In Seattle, with Sen. Patty Murray: "So Patty and I show up at the scene of the accident. . . . And Patty, even though she's small, she's tough, so she's pushing hard. She's pushing. And even though I'm skinny, I'm pretty tough, so I'm pushing."

And in Los Angeles with Sen. Barbara Boxer (D-Calif.): "Barbara and I, we put on our boots, and we rappel down into the ditch. And it's muddy and hot. And there are bugs there. And we're pushing on this car, trying to get it out of the ditch - pushing and pushing. And even though Barbara is small, she's tough. So she's pushing."

The Republicans, of course, are up on the road waving, sometimes sipping Slurpees. "Suddenly, we get this tap on our shoulders, and we look back," Obama said in Seattle. "Who is it? It's the Republicans. And they say, 'We want the keys back.' And you can't have the keys back. You don't know how to drive."

Every time, the audience erupts in laughter. But what draws the loudest applause are the lines Obama made famous in the 2008 campaign and is reusing now.

"We believe in a country that says, 'I am my brother's keeper, and I am my sister's keeper,' " Obama said in Seattle to cheers. "That's the America I know.

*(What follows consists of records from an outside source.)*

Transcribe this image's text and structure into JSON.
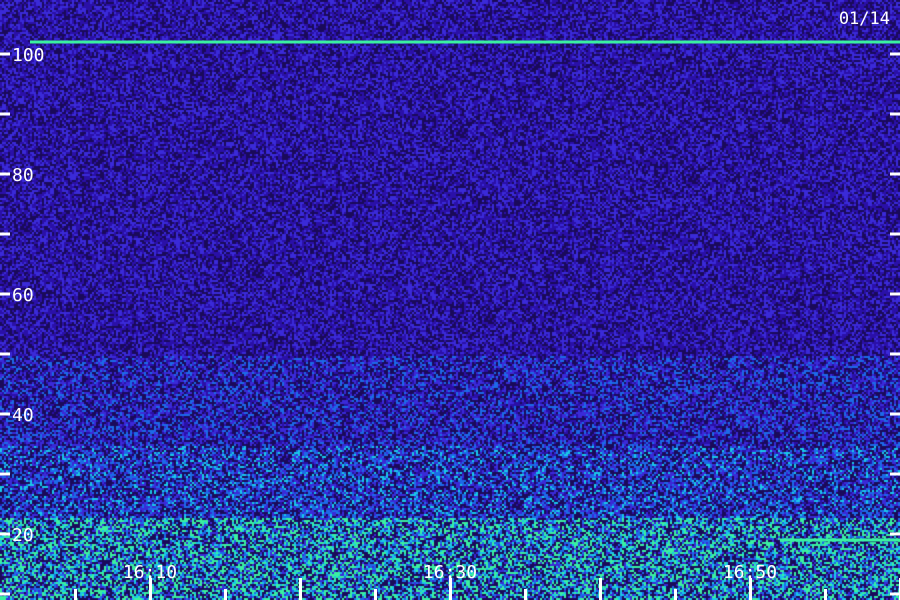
{
  "chart_data": {
    "type": "heatmap",
    "title": "",
    "date_label": "01/14",
    "xlabel": "",
    "ylabel": "",
    "x_ticks": [
      "16:10",
      "16:30",
      "16:50"
    ],
    "y_ticks": [
      100,
      80,
      60,
      40,
      20
    ],
    "y_range": [
      8,
      103
    ],
    "x_range": [
      "16:02",
      "17:02"
    ],
    "colormap": [
      "#1a0a5a",
      "#2a10a8",
      "#3a2ad8",
      "#1c6ae8",
      "#19c8e8",
      "#3af0a0"
    ],
    "background_level": 0.15,
    "persistent_lines": [
      {
        "freq": 102,
        "start": "16:02",
        "end": "17:02",
        "level": 1.0
      },
      {
        "freq": 19,
        "start": "16:52",
        "end": "17:02",
        "level": 0.95
      }
    ],
    "band_intensity": [
      {
        "freq_from": 8,
        "freq_to": 23,
        "level": 0.75
      },
      {
        "freq_from": 23,
        "freq_to": 35,
        "level": 0.45
      },
      {
        "freq_from": 35,
        "freq_to": 50,
        "level": 0.3
      },
      {
        "freq_from": 50,
        "freq_to": 103,
        "level": 0.15
      }
    ]
  }
}
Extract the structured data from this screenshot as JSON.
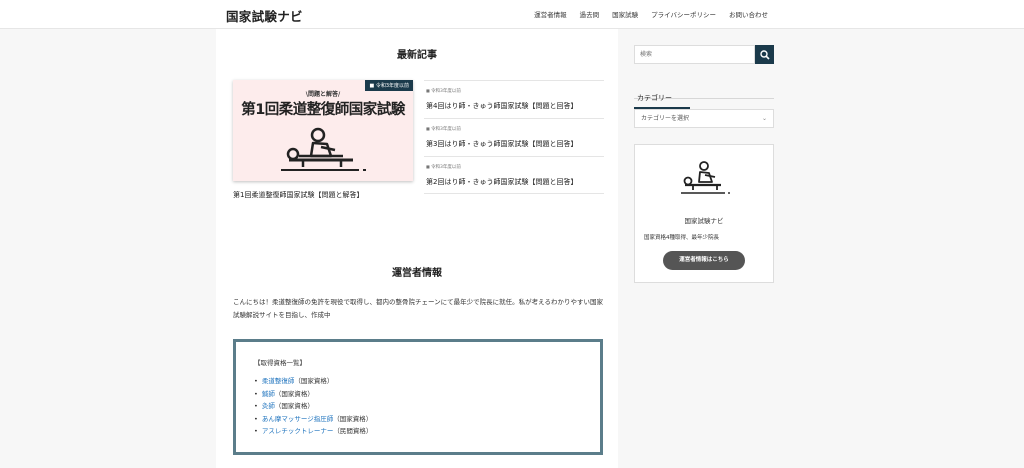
{
  "header": {
    "site_title": "国家試験ナビ",
    "nav": [
      "運営者情報",
      "過去問",
      "国家試験",
      "プライバシーポリシー",
      "お問い合わせ"
    ]
  },
  "main": {
    "latest_title": "最新記事",
    "featured": {
      "category_tag": "令和3年度以前",
      "thumb_sub": "\\問題と解答/",
      "thumb_title": "第1回柔道整復師国家試験",
      "title": "第1回柔道整復師国家試験【問題と解答】"
    },
    "articles": [
      {
        "category": "令和3年度以前",
        "title": "第4回はり師・きゅう師国家試験【問題と回答】"
      },
      {
        "category": "令和3年度以前",
        "title": "第3回はり師・きゅう師国家試験【問題と回答】"
      },
      {
        "category": "令和3年度以前",
        "title": "第2回はり師・きゅう師国家試験【問題と回答】"
      }
    ],
    "about_title": "運営者情報",
    "about_text": "こんにちは！柔道整復師の免許を現役で取得し、都内の整骨院チェーンにて最年少で院長に就任。私が考えるわかりやすい国家試験解説サイトを目指し、作成中",
    "quals": {
      "heading": "【取得資格一覧】",
      "items": [
        {
          "link": "柔道整復師",
          "note": "（国家資格）"
        },
        {
          "link": "鍼師",
          "note": "（国家資格）"
        },
        {
          "link": "灸師",
          "note": "（国家資格）"
        },
        {
          "link": "あん摩マッサージ指圧師",
          "note": "（国家資格）"
        },
        {
          "link": "アスレチックトレーナー",
          "note": "（民間資格）"
        }
      ]
    }
  },
  "sidebar": {
    "search_placeholder": "検索",
    "category_title": "カテゴリー",
    "category_select": "カテゴリーを選択",
    "profile_name": "国家試験ナビ",
    "profile_desc": "国家資格4種取得、最年少院長",
    "profile_button": "運営者情報はこちら"
  },
  "icons": {
    "search": "search-icon",
    "folder": "folder-icon",
    "chevron": "chevron-down-icon"
  },
  "colors": {
    "accent": "#1b3a4b",
    "link": "#1e73be",
    "thumb_bg": "#fdecec",
    "box_border": "#5b7d8a"
  }
}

That's the America Patty knows. That's the choice in this election."

Heidi Schor, 46, a writer, volunteered for Obama in 2008. "I even threw an inaugural ball for him at my house," Schor said. But as she stood waiting for Obama to take the stage in Seattle, she said her own enthusiasm has fallen. "It's way down compared to 2008," Schor said. "Life is hard right now. And Congress and legislative reality is just disillusioning. Politics is just disillusioning."

On Friday afternoon, Obama headed to Las Vegas. Another rally. Another senator. But this time, the stakes seemed higher. Senate Majority Leader Harry M. Reid is the most endangered of the three western incumbents. And hours before Obama arrived, it seemed ominous. Rain was falling in the Nevada desert. The grassy middle school playing field where the rally was to be held turned muddy.

And yet, as Air Force One rumbled toward Las Vegas, the storm passed. The sun emerged. The advance staff had done its work. When Obama arrived at his next stop, the people stood waiting to show their love.